Dal student confirmed for London Olympics
Ryan McNutt - July 3, 2012
Dalhousie swimmer David Sharpe is officially headed to London – and making history in the process.
Mr. Sharpe was nominated to Canada’s Olympic team back in March after a come-from-behind win in the 200-metre butterfly at the Olympic trials in Montreal. However, because he finished just under the official qualifying time, he had to wait until last Friday for Swimming Canada and FINA, the international governing body for competitive swimming, to confirm his spot on the roster.
He will be the first able-bodied male swimmer from Nova Scotia to ever compete in the Olympics, and only the third able-bodied swimmer period (the first in almost 30 years).
“It’s all starting to come together right now,” says Mr. Sharpe, who met with media and supporters at the Dalplex pool Tuesday morning. Tomorrow, he leaves for Montreal to train with the rest of Team Canada’s swimmers.
“I still have a month more of preparation, and I’m excited to head to Montreal and post a fast time at those meets. It’s been difficult [training the past few months], and the uncertainty added to that, but training is always hard.”
Read also: Dal swimmer poised for Olympic moment (April 24 story)
After Montreal, Mr. Sharpe, a BSc student and Academic All-Canadian at Dal, will travel to Italy with the team for a two-week staging camp before heading to London. He competes in the pool on Monday, July 30. Heats for his event, the 200-metre butterfly, are scheduled to start at 10:38 a.m. London time – that’s 6:38 a.m. here in Halifax.

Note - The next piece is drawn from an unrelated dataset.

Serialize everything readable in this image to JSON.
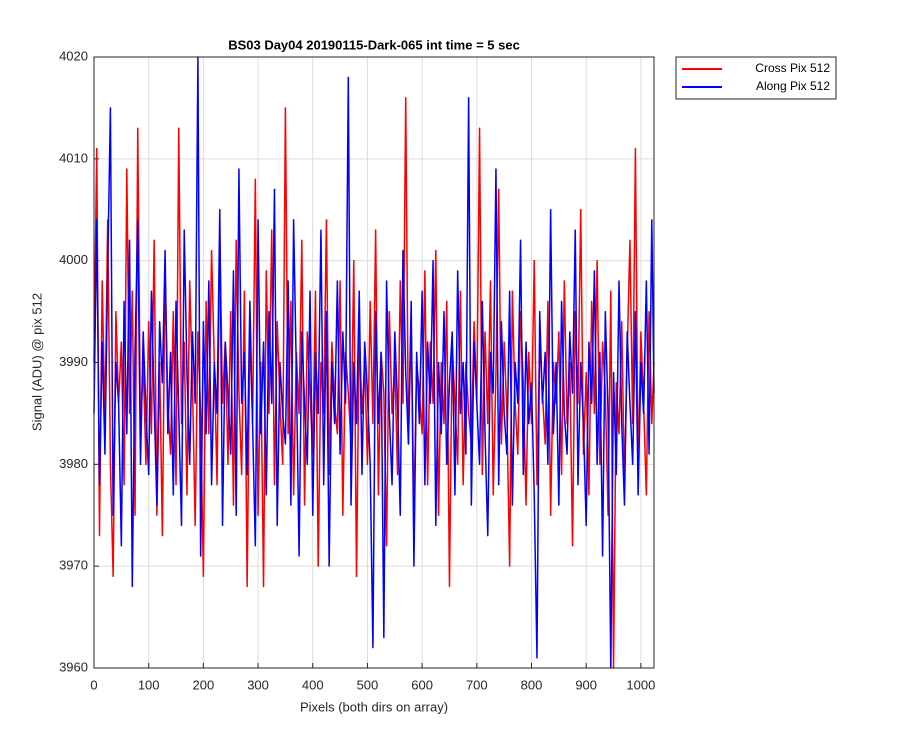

His family—parents Jim and Helen, and sister Susan—won’t need to worry about the time difference, as they’ll be watching from the stands of the newly-built Aquatics Centre in London.
“It’s so gratifying, when you’ve seen him work so long for this,” says his mom, Helen. “We always knew he had great athletic ability, but this last year he’s really shown his ability to work with his coaches on strategy as well.”
Inspiring future athletes
Sue Jackson, president of Swim Nova Scotia, says having Mr. Sharpe on the Olympic team will be a huge boost for the sport in the province.
“It’s wonderful for all those kids in the pool who have those dreams,” she says. “They now have a face to look up to. They sat on the deck with David Sharpe and think, ‘If he did it, I can do it.’ The dreams get bigger now.”
“When I was a little kid, when I was young, I didn’t have any Olympians walking around on deck, or even anybody on the national team,” notes Mr. Sharpe. “So now, hopefully I can be that guy to the younger kids. They can see me and be, ‘That’s how good I can get training in Nova Scotia.’”
Karen Moore, director of varsity athletics at Dal, hopes Mr. Sharpe’s success inspires other students who want to make athletics part of their lives at the university.
“The biggest message it sends is that you can come to university out east and get to the highest level of your sport,” she says. “I think it will be a great thing for Dalhousie and for swimming programs across Nova Scotia to prove to people that we can train here and reach that level.”
The swim of his life
Mr. Sharpe is a methodical athlete, and he’s razor-focused on performing to the best of his abilities in London. To him, everything else about the Games—the social experience, the other sports, the cultural events—is secondary to the race.
“I’m excited to race, to get up on the blocks and post a good time. After that, I can enjoy the whole Games experience. But I’m going as an athlete, not a spectator; my primary goal is racing fast.
“I hope to get a best time, and have the best swim of my life.”
Mr. Sharpe wasn't the only Dal-linked Haligonian to earn an Olympic spot weekend: former Tigers standout Geoff Harris made Team Canada after winning his first 800-metre national title at the Canadian track and field trials in Calgary on Saturday.